Abstract

I will describe a new polynomial time algorithm for the planted clique problem in the semirandom model introduced by Feige and Kilian in 1999. Our algorithm succeeds for k approaching the ~\sqrt{n} threshold at which the best-known polynomial time algorithms solve the average-case planted clique problem. This nearly resolves an open question of Feige. Specifically, in the Feige-Kilian model, a graph on n vertices is generated by choosing a k-clique on vertex set S, and 1.\emph{random choice:} including each edge in cut(S) independently with probability p, 2. \emph{worst-case choice:} choosing the rest of the edges arbitrarily and adversarially and 3. \emph{monotone adversary:} deleting any arbitrary subset of edges in cut(S). For any \epsilon>0, our algorithm runs in time n^{O(1/\epsilon)}-time and recovers a k-clique in the semirandom model whenever k \geq O(n^{0.5+\epsilon}) (for p=1/2). Prior to our work, the best known polynomial-time algorithm (due to Mckenzie, Mehta and Trevisan, and Charikar, Steinhardt and Valiant) needed k \geq O(n^{2/3}).
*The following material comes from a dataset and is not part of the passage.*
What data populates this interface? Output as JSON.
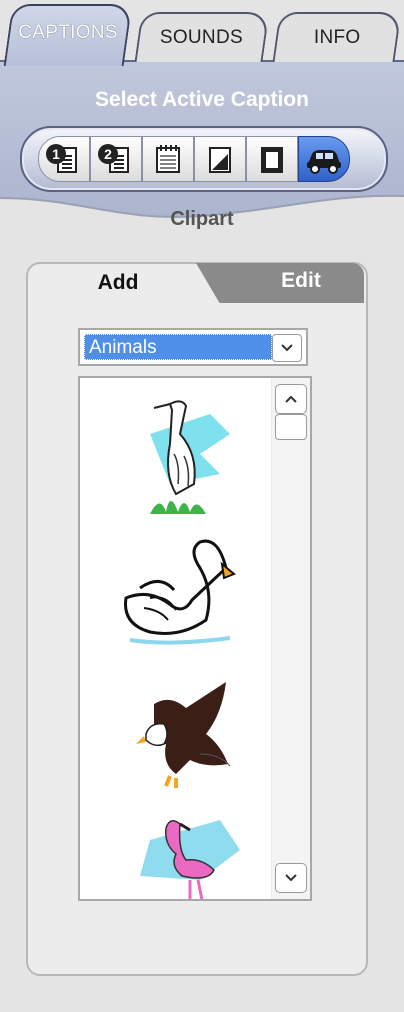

Our algorithms extend to arbitrary p and improve on the prior best guarantee whenever p \leq 1-n^{-\delta} for small enough \delta>0. In contrast to the average-case planted clique problem, where natural spectral methods or semidefinite programming achieve the best-known guarantees, our algorithm relies crucially on high constant-degree sum-of-squares relaxation of the k-clique integer program. Our analysis of this relaxation relies on a new conceptual connection between semirandom planted clique and refuting biclique numbers in \emph{imbalanced} random bipartite graphs. Seen from this vantage point, prior works implicitly use spectral or semidefinite refutations that appear to run into a barrier at k\sim n^{2/3}. We depart from spectral certificates and instead give a refutation that succeeds for k approaching n^{0.5} by relying on a simple geometric property of vectors in \ell_2. We also provide some evidence that improving our refutations for imbalanced bicliques needs new techniques by proving a lower bound in the low-degree polynomial model.